Plaintiff law firm Maurice Blackburn has said it is meeting with hundreds of individuals and groups across the country this month to answer affected parties’ questions before a case against Uber is filed in the Victorian Supreme Court.
Elizabeth O’Shea, a senior associate lawyer with Maurice Blackburn, said the claim will look to represent anyone who has had their livelihood impacted by Uber’s “illegal entry” to the market in Australia.
“It was Uber that came in and exploited people by operating outside of regulations, it was Uber’s conduct that led to devastating losses suffered by our group members and for those reasons it is the multibillion-dollar company Uber and its associated entities that we are targeting in order to provide redress to those affected,” she said.

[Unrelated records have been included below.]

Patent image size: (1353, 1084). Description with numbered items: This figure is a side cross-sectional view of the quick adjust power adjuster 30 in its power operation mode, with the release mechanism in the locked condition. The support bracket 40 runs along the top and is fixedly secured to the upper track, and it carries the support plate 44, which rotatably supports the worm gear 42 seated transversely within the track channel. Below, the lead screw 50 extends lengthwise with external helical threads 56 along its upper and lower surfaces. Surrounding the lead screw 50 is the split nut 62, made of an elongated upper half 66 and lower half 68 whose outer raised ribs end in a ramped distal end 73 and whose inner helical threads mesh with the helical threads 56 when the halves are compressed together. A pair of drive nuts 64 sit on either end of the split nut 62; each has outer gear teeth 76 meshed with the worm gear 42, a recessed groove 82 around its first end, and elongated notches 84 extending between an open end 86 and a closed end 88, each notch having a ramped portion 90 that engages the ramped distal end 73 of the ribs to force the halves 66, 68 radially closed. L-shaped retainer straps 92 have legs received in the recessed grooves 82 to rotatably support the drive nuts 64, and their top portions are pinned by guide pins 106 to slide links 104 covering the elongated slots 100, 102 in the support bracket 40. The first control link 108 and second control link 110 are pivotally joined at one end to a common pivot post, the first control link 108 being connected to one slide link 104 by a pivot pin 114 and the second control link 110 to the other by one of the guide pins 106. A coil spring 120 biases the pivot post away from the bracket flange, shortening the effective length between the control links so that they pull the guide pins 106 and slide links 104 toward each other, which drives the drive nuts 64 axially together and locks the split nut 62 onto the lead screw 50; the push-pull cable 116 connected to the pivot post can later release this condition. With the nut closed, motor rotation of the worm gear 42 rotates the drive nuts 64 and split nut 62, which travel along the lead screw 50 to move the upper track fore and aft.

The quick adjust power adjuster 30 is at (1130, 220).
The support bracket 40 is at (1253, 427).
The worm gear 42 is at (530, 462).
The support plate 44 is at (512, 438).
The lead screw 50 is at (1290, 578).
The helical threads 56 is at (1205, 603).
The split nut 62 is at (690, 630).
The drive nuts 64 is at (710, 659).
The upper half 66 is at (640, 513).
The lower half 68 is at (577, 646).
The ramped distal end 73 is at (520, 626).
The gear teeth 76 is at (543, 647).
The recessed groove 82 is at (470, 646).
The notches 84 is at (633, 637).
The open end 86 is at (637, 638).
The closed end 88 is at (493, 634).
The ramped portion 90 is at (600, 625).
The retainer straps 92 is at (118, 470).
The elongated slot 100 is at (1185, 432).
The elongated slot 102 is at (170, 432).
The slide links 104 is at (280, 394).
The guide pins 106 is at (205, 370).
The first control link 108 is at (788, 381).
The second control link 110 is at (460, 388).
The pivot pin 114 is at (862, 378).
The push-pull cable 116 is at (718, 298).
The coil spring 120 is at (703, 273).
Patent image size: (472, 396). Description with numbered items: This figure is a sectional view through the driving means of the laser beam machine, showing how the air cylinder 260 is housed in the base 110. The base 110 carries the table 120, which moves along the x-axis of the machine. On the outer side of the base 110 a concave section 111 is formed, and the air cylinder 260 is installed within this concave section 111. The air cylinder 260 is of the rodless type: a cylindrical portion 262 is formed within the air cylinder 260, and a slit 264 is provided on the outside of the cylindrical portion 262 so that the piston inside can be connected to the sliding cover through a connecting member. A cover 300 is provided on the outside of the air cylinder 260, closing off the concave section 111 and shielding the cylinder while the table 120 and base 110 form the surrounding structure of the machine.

“This class action will likely be one of the biggest in Australia on any measure – the number of people involved, the potential recovery of compensation for law-abiding operators and licence holders, and no doubt the extent of the fight we are anticipating from the defendants,” Ms O’Shea continued.
“We believe that this is the best mechanism to pursue some meaningful form of justice and compensation for those who have had their lives turned upside down by Uber’s alleged illegal operation in Queensland.”
There would be no out of pocket costs or liability risk for those joining the class action, according to Ms O’Shea, as case costs are being underwritten by a third-party litigation funder.